By Svea Herbst-Bayliss
(Reuters) - The Massachusetts Institute of Technology said its endowment gained 17.9 percent in its last fiscal year as the global stock market zoomed ahead.
The elite school, known for its strength in the sciences, said its endowment totaled $9.9 billion at the end of June, up from $8.5 billion a year earlier. Improved market values plus $403 million in new gifts accounted for the increase, the Cambridge, Massachusetts-based university said in a press release.
MIT is among the first top American universities to release annual performance data, and so far the numbers suggest this year's returns could be twice as strong as last year's, showing that endowments are recovering well from the financial crisis.
"We've now had two good years and that helps refill the coffers," said John Griswold, executive director of the Commonfund Institute, which manages money for educational institutions and other nonprofits.
MIT neighbor Harvard University last week reported even stronger returns, posting a 21.4 percent gain for the fiscal year that ended June 30. Harvard's endowment is now valued at $32 billion, making it the world's richest university.
On the West Coast, Stanford University said it achieved a 22.4 percent investment return, which helped its endowment rise by 19.5 percent in value to $16.5 billion.
Other wealthy universities, including Yale, whose investment prowess is closely watched in the asset management industry, are expected to announce their numbers soon.
Last year America's college and university endowment funds gained 11.9 percent.
Investment officers and analysts celebrated the early strong numbers but said they did not come as a surprise. The Standard & Poor's 500 index gained 30.7 percent during the 2010/2011 fiscal year, while a portfolio of 60 percent stocks and 40 percent bonds that schools often use as a benchmark returned 19.5 percent.
And the group warned of uncertain times ahead.
"While we're thrilled with investment returns and endowment growth over the past two years, Stanford's endowment still has not recovered the losses sustained in 2008-09," Randy Livingston, vice president for business affairs and chief financial officer at the university, said in a statement.
"We continue to be concerned about the possibility of reductions in federal research funding and an investment downturn driven by European debt problems and economic weakness at home," he added.
Many schools, including MIT and Harvard, have long relied on private equity, real estate and other marketable alternatives like hedge funds to boost returns.

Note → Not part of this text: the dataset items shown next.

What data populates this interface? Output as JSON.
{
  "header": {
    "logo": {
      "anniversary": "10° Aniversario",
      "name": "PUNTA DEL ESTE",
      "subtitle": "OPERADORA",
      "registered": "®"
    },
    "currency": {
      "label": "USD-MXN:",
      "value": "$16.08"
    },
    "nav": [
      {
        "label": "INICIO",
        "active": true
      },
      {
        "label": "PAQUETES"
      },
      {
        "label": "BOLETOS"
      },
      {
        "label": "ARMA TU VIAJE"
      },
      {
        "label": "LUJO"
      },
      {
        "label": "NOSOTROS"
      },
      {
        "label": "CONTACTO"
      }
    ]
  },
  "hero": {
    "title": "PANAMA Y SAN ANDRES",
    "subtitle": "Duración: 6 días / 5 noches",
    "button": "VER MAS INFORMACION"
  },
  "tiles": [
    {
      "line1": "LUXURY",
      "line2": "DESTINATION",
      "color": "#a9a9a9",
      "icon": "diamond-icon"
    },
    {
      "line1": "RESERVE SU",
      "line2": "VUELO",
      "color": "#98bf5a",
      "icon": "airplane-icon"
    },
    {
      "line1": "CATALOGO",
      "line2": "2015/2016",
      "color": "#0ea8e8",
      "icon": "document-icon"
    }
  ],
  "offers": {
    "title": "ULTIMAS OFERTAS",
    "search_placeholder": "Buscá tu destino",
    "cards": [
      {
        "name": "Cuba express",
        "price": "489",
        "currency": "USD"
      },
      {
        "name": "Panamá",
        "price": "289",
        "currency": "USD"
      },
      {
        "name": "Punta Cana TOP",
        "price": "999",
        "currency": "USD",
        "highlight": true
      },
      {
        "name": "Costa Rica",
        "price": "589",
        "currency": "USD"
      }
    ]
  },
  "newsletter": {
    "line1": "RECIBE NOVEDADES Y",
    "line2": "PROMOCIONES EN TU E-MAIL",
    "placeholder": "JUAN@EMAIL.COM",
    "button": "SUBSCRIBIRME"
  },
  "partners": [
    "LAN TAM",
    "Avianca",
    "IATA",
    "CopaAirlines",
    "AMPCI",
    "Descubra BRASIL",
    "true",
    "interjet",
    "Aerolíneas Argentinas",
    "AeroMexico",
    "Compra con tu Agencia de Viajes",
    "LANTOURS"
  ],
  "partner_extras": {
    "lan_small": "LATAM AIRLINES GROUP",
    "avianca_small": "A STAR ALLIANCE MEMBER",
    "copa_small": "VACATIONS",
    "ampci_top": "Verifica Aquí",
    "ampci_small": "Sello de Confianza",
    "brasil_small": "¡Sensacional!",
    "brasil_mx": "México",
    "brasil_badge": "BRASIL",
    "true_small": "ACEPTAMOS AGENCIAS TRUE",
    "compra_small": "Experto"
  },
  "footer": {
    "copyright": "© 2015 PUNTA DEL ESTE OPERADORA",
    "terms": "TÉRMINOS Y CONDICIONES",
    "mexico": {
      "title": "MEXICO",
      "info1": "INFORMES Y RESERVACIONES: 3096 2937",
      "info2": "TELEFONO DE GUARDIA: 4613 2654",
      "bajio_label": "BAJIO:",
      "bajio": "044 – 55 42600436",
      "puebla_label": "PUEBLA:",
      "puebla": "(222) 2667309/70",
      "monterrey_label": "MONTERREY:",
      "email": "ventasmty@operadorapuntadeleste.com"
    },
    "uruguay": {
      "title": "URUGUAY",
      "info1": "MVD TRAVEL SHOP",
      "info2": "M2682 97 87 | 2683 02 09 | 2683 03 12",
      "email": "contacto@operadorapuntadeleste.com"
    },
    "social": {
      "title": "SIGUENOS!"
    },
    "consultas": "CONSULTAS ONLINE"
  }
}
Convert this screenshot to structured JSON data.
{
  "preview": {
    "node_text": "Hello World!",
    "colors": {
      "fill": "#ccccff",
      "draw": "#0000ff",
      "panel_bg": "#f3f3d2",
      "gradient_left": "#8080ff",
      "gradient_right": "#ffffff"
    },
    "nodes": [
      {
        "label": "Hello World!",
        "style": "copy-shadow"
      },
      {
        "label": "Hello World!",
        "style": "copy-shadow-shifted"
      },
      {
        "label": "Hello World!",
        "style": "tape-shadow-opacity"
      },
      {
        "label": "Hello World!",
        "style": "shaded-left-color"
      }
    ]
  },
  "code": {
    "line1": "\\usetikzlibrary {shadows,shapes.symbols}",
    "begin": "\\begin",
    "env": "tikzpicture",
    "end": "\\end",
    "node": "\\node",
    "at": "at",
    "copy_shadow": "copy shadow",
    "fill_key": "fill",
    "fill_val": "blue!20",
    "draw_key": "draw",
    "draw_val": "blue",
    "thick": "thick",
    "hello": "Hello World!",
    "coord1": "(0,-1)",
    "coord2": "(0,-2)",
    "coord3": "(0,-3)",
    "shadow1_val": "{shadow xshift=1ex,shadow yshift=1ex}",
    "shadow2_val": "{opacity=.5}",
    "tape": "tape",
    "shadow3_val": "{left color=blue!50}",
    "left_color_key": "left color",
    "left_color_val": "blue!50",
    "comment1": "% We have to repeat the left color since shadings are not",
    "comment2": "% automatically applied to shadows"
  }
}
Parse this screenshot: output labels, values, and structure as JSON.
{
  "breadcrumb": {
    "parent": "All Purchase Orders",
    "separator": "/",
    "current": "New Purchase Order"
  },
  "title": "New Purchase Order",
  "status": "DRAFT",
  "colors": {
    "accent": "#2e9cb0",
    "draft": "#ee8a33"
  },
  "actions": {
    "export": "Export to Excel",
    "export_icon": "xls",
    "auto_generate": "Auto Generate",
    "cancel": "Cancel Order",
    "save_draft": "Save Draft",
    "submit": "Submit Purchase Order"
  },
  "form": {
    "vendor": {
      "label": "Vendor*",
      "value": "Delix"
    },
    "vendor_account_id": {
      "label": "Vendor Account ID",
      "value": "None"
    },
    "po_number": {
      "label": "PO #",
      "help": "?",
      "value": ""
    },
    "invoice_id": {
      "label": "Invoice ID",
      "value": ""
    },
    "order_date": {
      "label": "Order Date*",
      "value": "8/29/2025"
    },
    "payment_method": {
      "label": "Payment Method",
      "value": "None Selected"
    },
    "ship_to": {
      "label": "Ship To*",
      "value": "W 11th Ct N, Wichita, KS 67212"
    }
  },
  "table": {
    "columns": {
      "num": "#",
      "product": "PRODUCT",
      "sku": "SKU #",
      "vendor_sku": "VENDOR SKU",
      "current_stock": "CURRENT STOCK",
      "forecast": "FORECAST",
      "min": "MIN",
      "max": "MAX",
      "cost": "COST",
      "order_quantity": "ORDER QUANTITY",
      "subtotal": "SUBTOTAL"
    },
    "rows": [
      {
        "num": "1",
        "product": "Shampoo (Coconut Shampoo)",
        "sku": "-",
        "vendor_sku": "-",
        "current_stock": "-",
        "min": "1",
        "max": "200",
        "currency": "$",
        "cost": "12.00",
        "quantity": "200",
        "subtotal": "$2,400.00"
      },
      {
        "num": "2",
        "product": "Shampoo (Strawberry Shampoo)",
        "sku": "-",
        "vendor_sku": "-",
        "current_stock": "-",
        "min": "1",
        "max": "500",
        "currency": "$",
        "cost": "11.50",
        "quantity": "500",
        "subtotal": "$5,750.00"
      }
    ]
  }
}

But after the financial crisis, many opted for more conservative investing strategies to make sure they have enough liquid assets available to help pay the bills.
"There are still two things weighing on chief investment officers' minds: overall caution about the economy and having sufficient liquidity," Commonfund's Griswold said, adding that this explains why returns were strong but not as eye-poppingly large as they once were.
"Last year's numbers were very good, but the numbers for the first three months of this year are going to be grim. So it is not time to break out the bubbly just yet," Griswold said.